The church where Confederate General Robert E. Lee attended during his time in Lexington will no longer bear his name, as of a vote Monday night by the vestry of R. E. Lee Memorial Episcopal Church -- or, Grace Episcopal Church, as it is now called. WMRA's Faith Pinho has the story.
The decision to change the church’s name comes in the wake of the white supremacist and southern heritage rally in Charlottesville last month. Several congregation members filling the church’s parish hall for the vestry meeting cited the Charlottesville events as their reason for supporting the name change.
A few in the audience opposed it, saying the church should not make any decisions that are reactionary. The judgment ultimately went to the vestry, who voted seven to five to change the name.
Keith Gibson, Executive Director of the Virginia Military Institute’s Museum System, voted on the vestry in favor of the change. He called himself Lee’s “greatest admirer” but said that the general himself would not have wanted the church named after him.
KEITH GIBSON: Our name might be an obstacle for those who wish to attend here.
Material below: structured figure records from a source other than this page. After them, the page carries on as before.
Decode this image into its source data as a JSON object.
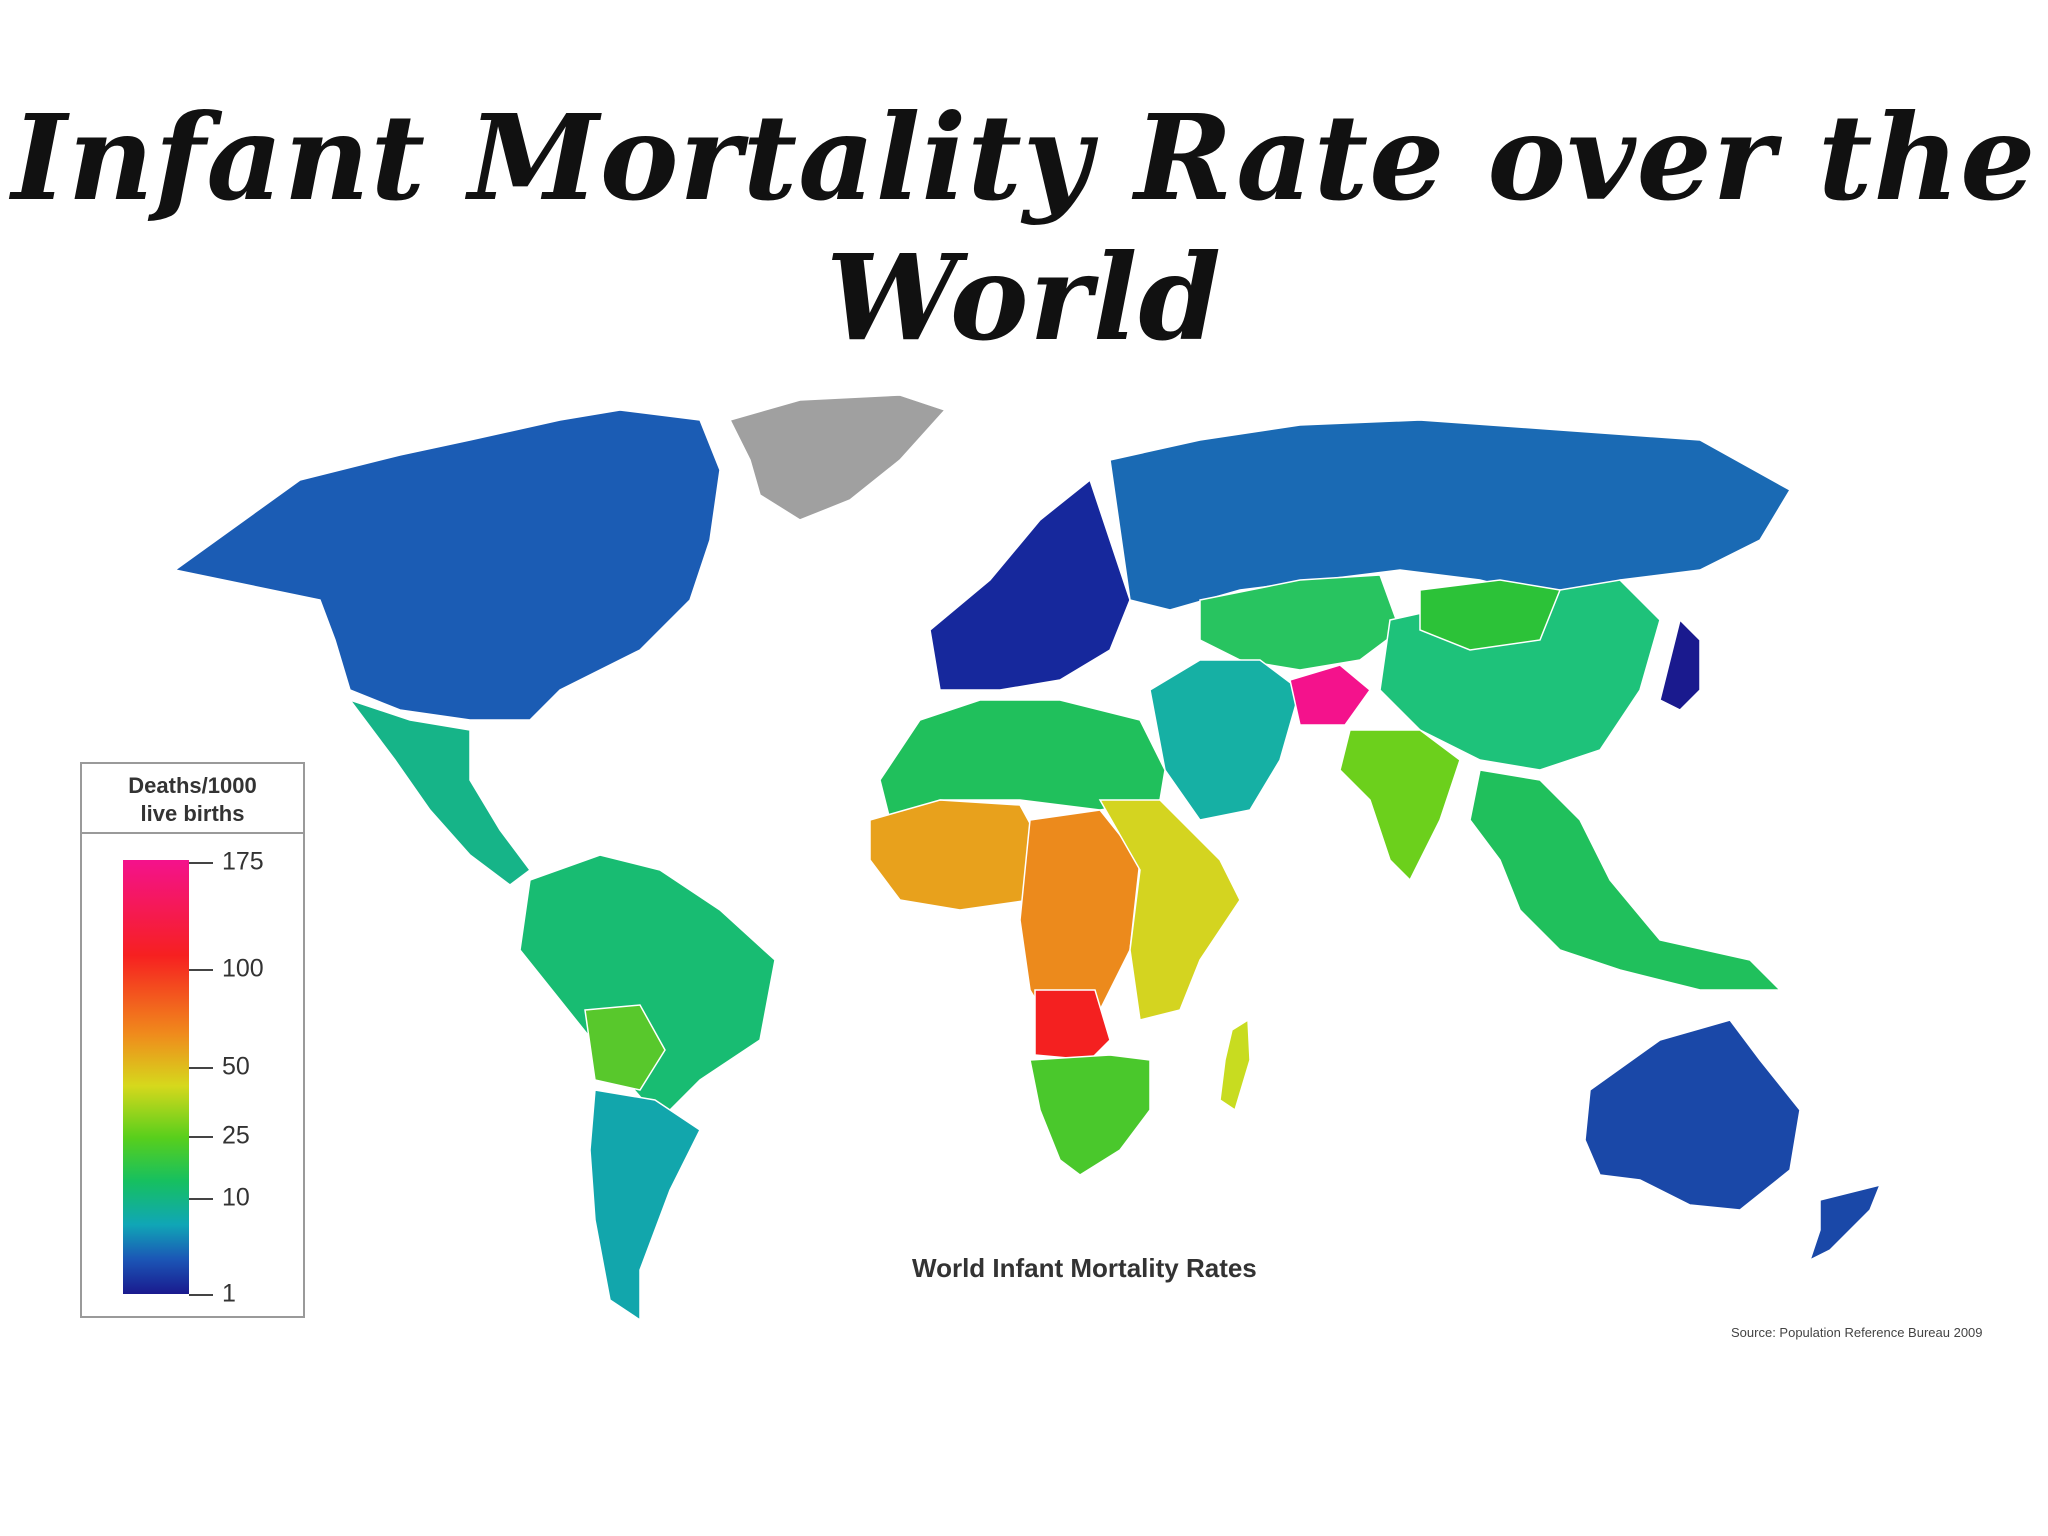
{
  "title": "Infant Mortality Rate over the World",
  "map": {
    "caption": "World Infant Mortality Rates",
    "source": "Source: Population Reference Bureau 2009",
    "legend": {
      "title_line1": "Deaths/1000",
      "title_line2": "live births",
      "ticks": [
        "175",
        "100",
        "50",
        "25",
        "10",
        "1"
      ],
      "scale_colors": [
        "#f4128c",
        "#f62020",
        "#f08a1c",
        "#d6d81c",
        "#58cf1c",
        "#16c060",
        "#10a6b6",
        "#1b56b6",
        "#1a1a8e"
      ]
    },
    "regions": [
      {
        "name": "North America",
        "color": "#1b5cb4"
      },
      {
        "name": "Greenland",
        "color": "#a0a0a0"
      },
      {
        "name": "Mexico & Central America",
        "color": "#16b488"
      },
      {
        "name": "South America",
        "color": "#18bc72"
      },
      {
        "name": "Bolivia",
        "color": "#58c82c"
      },
      {
        "name": "Southern Cone",
        "color": "#12a6ac"
      },
      {
        "name": "Western Europe",
        "color": "#16289c"
      },
      {
        "name": "Russia",
        "color": "#1a6ab4"
      },
      {
        "name": "Central Asia",
        "color": "#28c460"
      },
      {
        "name": "China",
        "color": "#1ec27a"
      },
      {
        "name": "Mongolia",
        "color": "#2cc238"
      },
      {
        "name": "Japan",
        "color": "#1a1a8e"
      },
      {
        "name": "Middle East",
        "color": "#16b0a4"
      },
      {
        "name": "Afghanistan",
        "color": "#f4128c"
      },
      {
        "name": "India",
        "color": "#6cd01c"
      },
      {
        "name": "Southeast Asia",
        "color": "#20c05c"
      },
      {
        "name": "North Africa",
        "color": "#20c05c"
      },
      {
        "name": "West Africa",
        "color": "#e8a11c"
      },
      {
        "name": "Central Africa",
        "color": "#ec8a1c"
      },
      {
        "name": "East Africa",
        "color": "#d4d420"
      },
      {
        "name": "Angola",
        "color": "#f42020"
      },
      {
        "name": "Southern Africa",
        "color": "#4ac82c"
      },
      {
        "name": "Madagascar",
        "color": "#c8dc20"
      },
      {
        "name": "Australia",
        "color": "#1a48a8"
      },
      {
        "name": "New Zealand",
        "color": "#1a48a8"
      }
    ]
  }
}
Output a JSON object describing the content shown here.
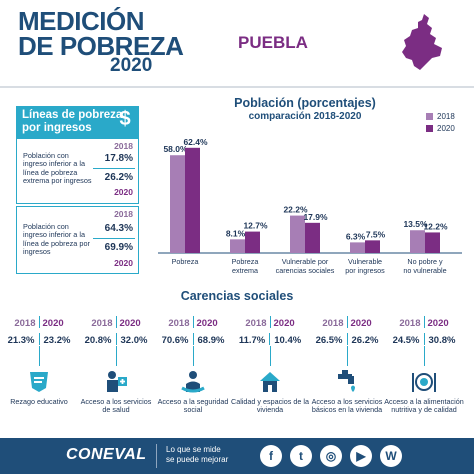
{
  "header": {
    "brand_line1": "MEDICIÓN",
    "brand_line2": "DE POBREZA",
    "brand_year": "2020",
    "state": "PUEBLA"
  },
  "poverty_lines": {
    "title": "Líneas de pobreza por ingresos",
    "currency_symbol": "$",
    "items": [
      {
        "desc": "Población con ingreso inferior a la línea de pobreza extrema por ingresos",
        "year_a": "2018",
        "value_a": "17.8%",
        "value_b": "26.2%",
        "year_b": "2020"
      },
      {
        "desc": "Población con ingreso inferior a la línea de pobreza por ingresos",
        "year_a": "2018",
        "value_a": "64.3%",
        "value_b": "69.9%",
        "year_b": "2020"
      }
    ]
  },
  "chart_data": {
    "type": "bar",
    "title": "Población (porcentajes)",
    "subtitle": "comparación 2018-2020",
    "categories": [
      "Pobreza",
      "Pobreza extrema",
      "Vulnerable por carencias sociales",
      "Vulnerable por ingresos",
      "No pobre y no vulnerable"
    ],
    "category_lines": [
      [
        "Pobreza"
      ],
      [
        "Pobreza",
        "extrema"
      ],
      [
        "Vulnerable por",
        "carencias sociales"
      ],
      [
        "Vulnerable",
        "por ingresos"
      ],
      [
        "No pobre y",
        "no vulnerable"
      ]
    ],
    "series": [
      {
        "name": "2018",
        "values": [
          58.0,
          8.1,
          22.2,
          6.3,
          13.5
        ],
        "labels": [
          "58.0%",
          "8.1%",
          "22.2%",
          "6.3%",
          "13.5%"
        ],
        "color": "#a77eb5"
      },
      {
        "name": "2020",
        "values": [
          62.4,
          12.7,
          17.9,
          7.5,
          12.2
        ],
        "labels": [
          "62.4%",
          "12.7%",
          "17.9%",
          "7.5%",
          "12.2%"
        ],
        "color": "#7b2d83"
      }
    ],
    "ylim": [
      0,
      70
    ],
    "legend": "top-right",
    "grid": false
  },
  "carencias": {
    "title": "Carencias sociales",
    "year_a": "2018",
    "year_b": "2020",
    "items": [
      {
        "a": "21.3%",
        "b": "23.2%",
        "label": "Rezago educativo",
        "icon": "education-icon"
      },
      {
        "a": "20.8%",
        "b": "32.0%",
        "label": "Acceso a los servicios de salud",
        "icon": "health-icon"
      },
      {
        "a": "70.6%",
        "b": "68.9%",
        "label": "Acceso a la seguridad social",
        "icon": "social-security-icon"
      },
      {
        "a": "11.7%",
        "b": "10.4%",
        "label": "Calidad y espacios de la vivienda",
        "icon": "house-icon"
      },
      {
        "a": "26.5%",
        "b": "26.2%",
        "label": "Acceso a los servicios básicos en la vivienda",
        "icon": "faucet-icon"
      },
      {
        "a": "24.5%",
        "b": "30.8%",
        "label": "Acceso a la alimentación nutritiva y de calidad",
        "icon": "food-icon"
      }
    ]
  },
  "footer": {
    "brand": "CONEVAL",
    "slogan_line1": "Lo que se mide",
    "slogan_line2": "se puede mejorar",
    "social": [
      "f",
      "t",
      "◎",
      "▶",
      "W"
    ]
  },
  "colors": {
    "navy": "#1f4e79",
    "purple": "#7b2d83",
    "lilac": "#a77eb5",
    "teal": "#2aa9c9"
  }
}
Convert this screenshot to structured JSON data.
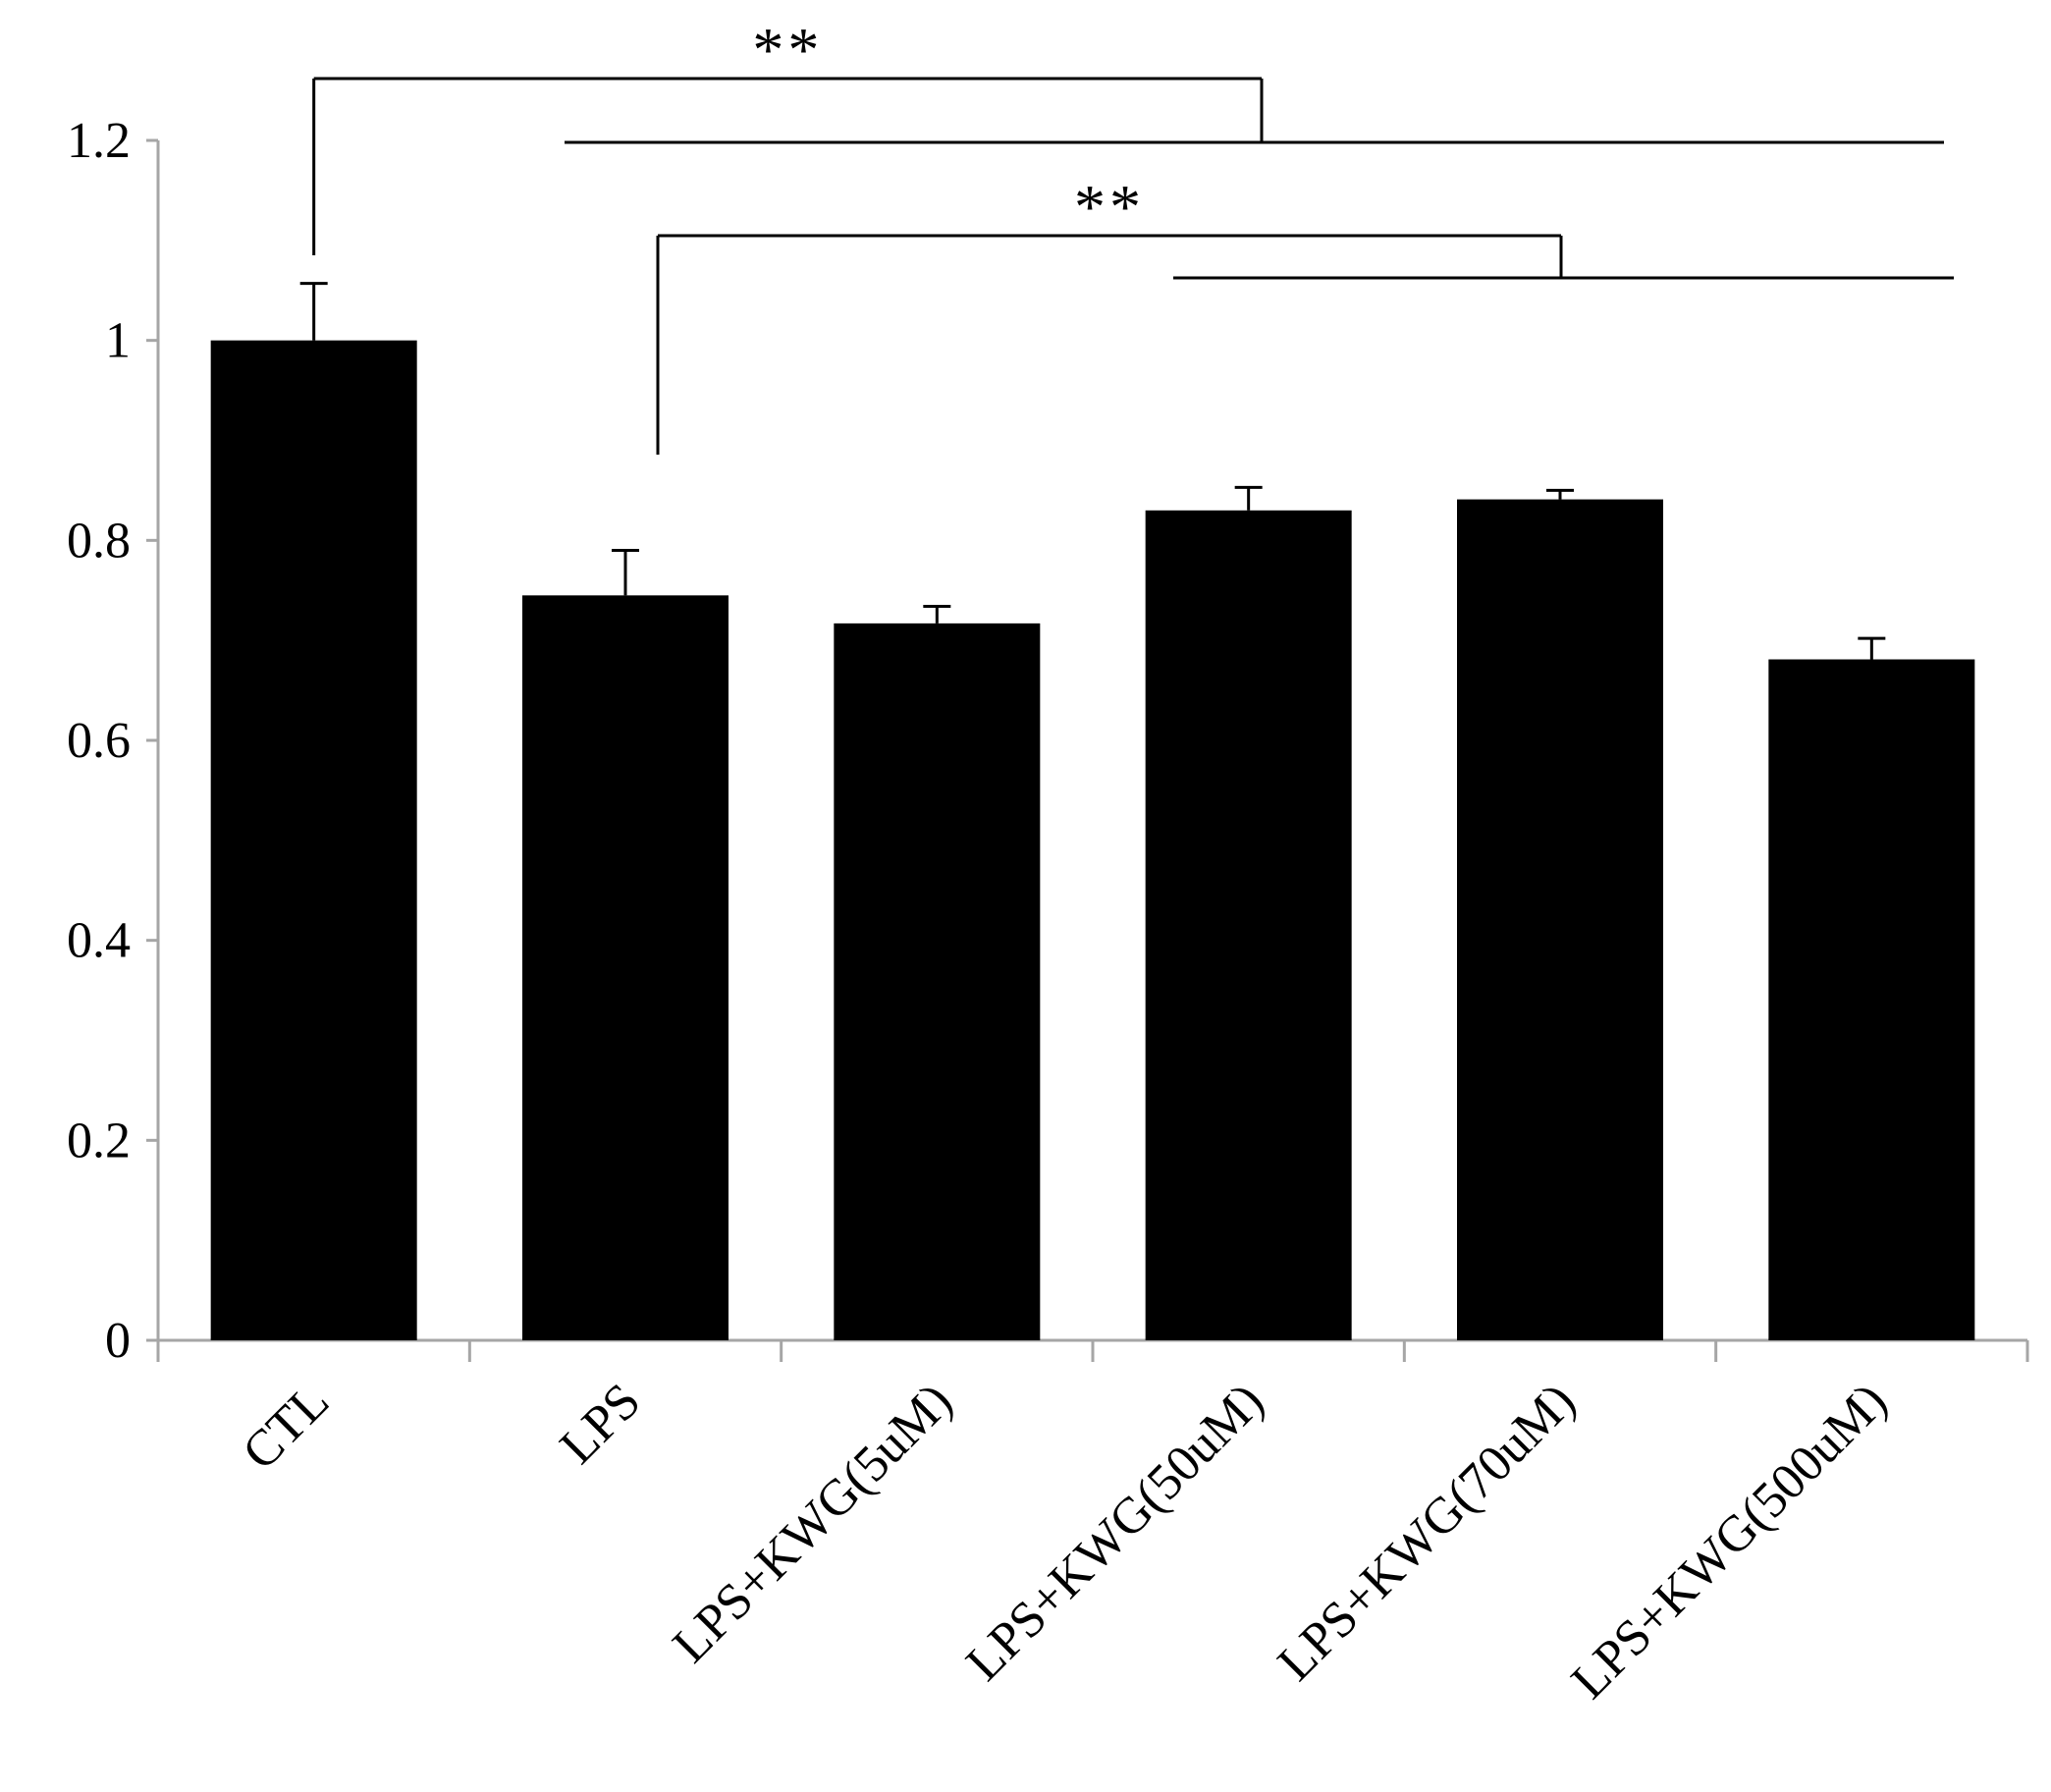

We’ve looked at many different options to that. … Now we can move forward and all worship in the church with a name that Robert E. Lee himself worshiped in.
The new name harks back to what the church was called when Lee served as senior warden in the 1860s: Grace Church. The name was changed in honor of Lee 33 years after his death in 1870 -- and then again last night.
The first time the church voted on this issue was two years ago, following the white supremacist attack that killed nine people at an African Methodist Episcopal church in Charleston, South Carolina.
Anne Hansen, a member of the committee that wrote the resolution voted on yesterday, said the name change has been a topic of controversy ever since.
ANNE HANSEN: The whole thing came up as a result of the fallout the first time we went through the question of changing the name, and there was a lot of unhappiness in the parish and the feeling that that issue had really torn us apart.
According to Hansen, several people on both sides of the issue have left the parish in the last two years as a result.
HANSEN: I think initially when a lot of people moved on, it was clearly because of the name. And then there’s been a lot of people leaving just because of the rancor in the church.
Peter Fyfe, a long-time member of the congregation, said he wanted to keep the name -- but ultimately, just wanted to see the church get back to normal.
PETER FYFE: I just think this has been very, very disruptive. People have not behaved like good Christians. Love thy neighbor, you know. Politically, I’m liberal but on this, I actually don’t think it’s a good idea. I would not leave the church over it.
Part of the resolution that was approved last night included a clause that the church would do something else to honor Lee’s contribution to his parish, such as putting up a historical marker or renaming the basement parish hall.